Capítulo VI
- Trescientos veintiocho, escuadra trescientos veintiocho. - anunció el oficial observando el cadáver de su compañero. - Necesito inmediato socorro y refuerzo. -
-
Trescientos veintiocho, socorro alertado… la escuadra trescientos uno está a veinte
minutos de ustedes. - comunicó la voz en la radio.
Cerró
la llamada y observó por última vez a su amigo más querido. - Ahora es mejor
que regrese… -
Un
ruido repentino lo sorprendió a su espalda, se volteó e empuñó inmediatamente
su pistola. El arma se deslizó de su mano y tintineó al suelo, él empezó a
jadear como un pez fuera del agua y sus ojos desconcertados persistieron fijos
delante de una sombra oscura.
Tres
dedos habían sido clavado en el interno de su garganta, propio donde estaba su,
poco visible, manzana de Adán. Una infinidad de sangre fluyó sin frenos de su
garganta y pintó los tres dedos huesudos, casi más allá de aquella mano.
El
hombre sin identidad meneó divertido sus dedos en el interior de su cuello y
saboreó la mirada horripilada del oficial, ya cociente de su destino.
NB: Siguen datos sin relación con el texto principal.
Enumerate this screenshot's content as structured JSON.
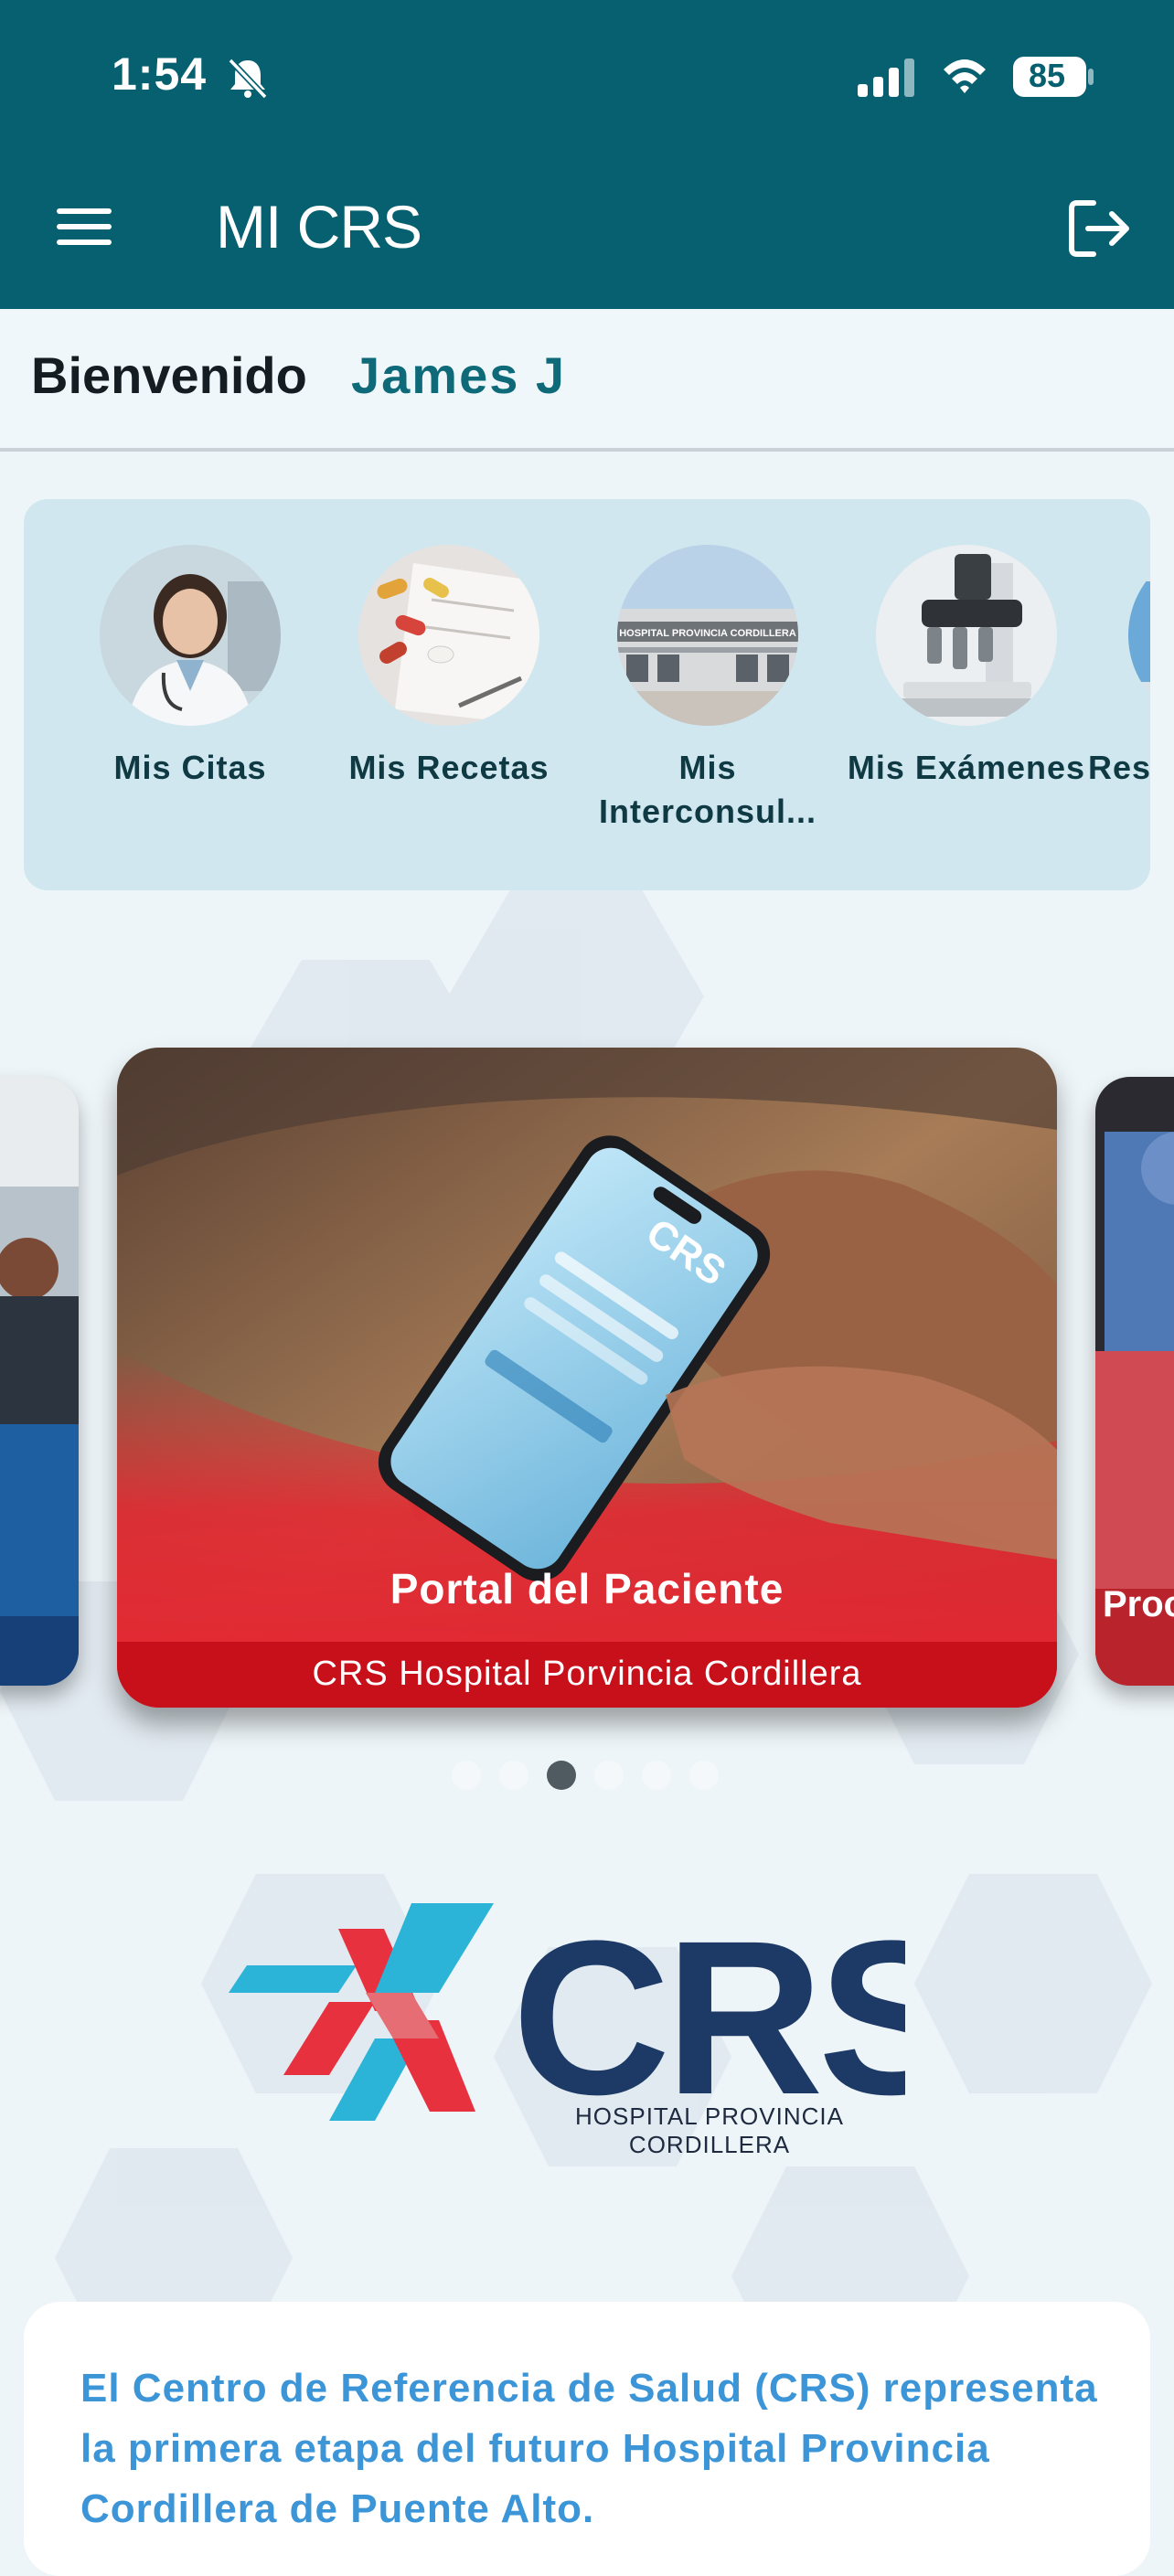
{
  "status_bar": {
    "time": "1:54",
    "battery": "85",
    "icons": [
      "bell-slash-icon",
      "signal-icon",
      "wifi-icon",
      "battery-icon"
    ]
  },
  "app_bar": {
    "title": "MI CRS",
    "menu_icon": "hamburger-menu-icon",
    "logout_icon": "logout-icon"
  },
  "welcome": {
    "label": "Bienvenido",
    "name": "James J"
  },
  "quick_access": {
    "items": [
      {
        "label": "Mis Citas",
        "icon": "doctor-photo"
      },
      {
        "label": "Mis Recetas",
        "icon": "pills-photo"
      },
      {
        "label": "Mis Interconsul...",
        "icon": "hospital-building-photo"
      },
      {
        "label": "Mis Exámenes",
        "icon": "microscope-photo"
      },
      {
        "label": "Res",
        "icon": "partial-photo"
      }
    ]
  },
  "carousel": {
    "main": {
      "title": "Portal del Paciente",
      "subtitle": "CRS Hospital Porvincia Cordillera"
    },
    "right_peek_label": "Proc",
    "dot_count": 6,
    "active_dot": 2
  },
  "logo": {
    "text": "CRS",
    "subtitle": "HOSPITAL PROVINCIA CORDILLERA"
  },
  "info": {
    "text": "El Centro de Referencia de Salud (CRS) representa la primera etapa del futuro Hospital Provincia Cordillera de Puente Alto."
  },
  "colors": {
    "header": "#066070",
    "accent_name": "#0e6a79",
    "quick_panel": "#d1e7ef",
    "card_red": "#e52631",
    "info_text": "#3c95d7",
    "logo_navy": "#1d3a66",
    "logo_red": "#e8313f",
    "logo_cyan": "#2cb4d8"
  }
}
Prosiguió
a solazarse hasta que imprevistamente agarró la piel desde el interno. El dolor
estaba llegando a un umbral nunca vadeado antes, la claridad del pobre policía
vio miles de luces inexistentes y su cuerpo ya había abandonado cada mínima
energía. Empero, no era nada comparado a la acción futura de aquel hombre.
Le
mostró otra vez su maniática y divertida sonrisa, inseguro que pudiera ser apto
de verla, y se lamió el labio superior, luego movió también la otra mano y la
insertó junta a la otra. Aferró la piel opuesta y con golpe violento y
repentino las dilató como si abriera una ventana, dejando dos gruesos colgajos
de piel en ambos lados.
Una
vez retirado las manos el oficial se desmoronó al suelo, la sangre desbarató afuera
de su cuello y a pesar de eso siguió vivo; si antes respiraba con dificultad,
ahora era solo un milagro. Solo un hilo de aire conseguía aún circular en el
interno de su cuerpo, nada más, el resto estaba en la mano del dolor inconcebible
que probablemente había perdido eficacia.
El
hombre se agachó y cogió la pistola que había caído, la apuntó a la cabeza del
oficial y lo miró.
-
¿Dónde está el placer de usar un arma de fuego? - le dio la espalda y lo dejó
drenarse en una lenta y agonizante muerte.
-
Refuerzos en quince minutos. - debutó la radio.
-
Al parecer, tendré que darme prisa. - observó la casa de los Long y arrojó el
arma. - Empecemos por la mujer. -
Retrocedió
de algunos pasos hasta que su cuerpo fue completamente absorbido por la
oscuridad, desapareciendo por ultimo su sonrisa excitada.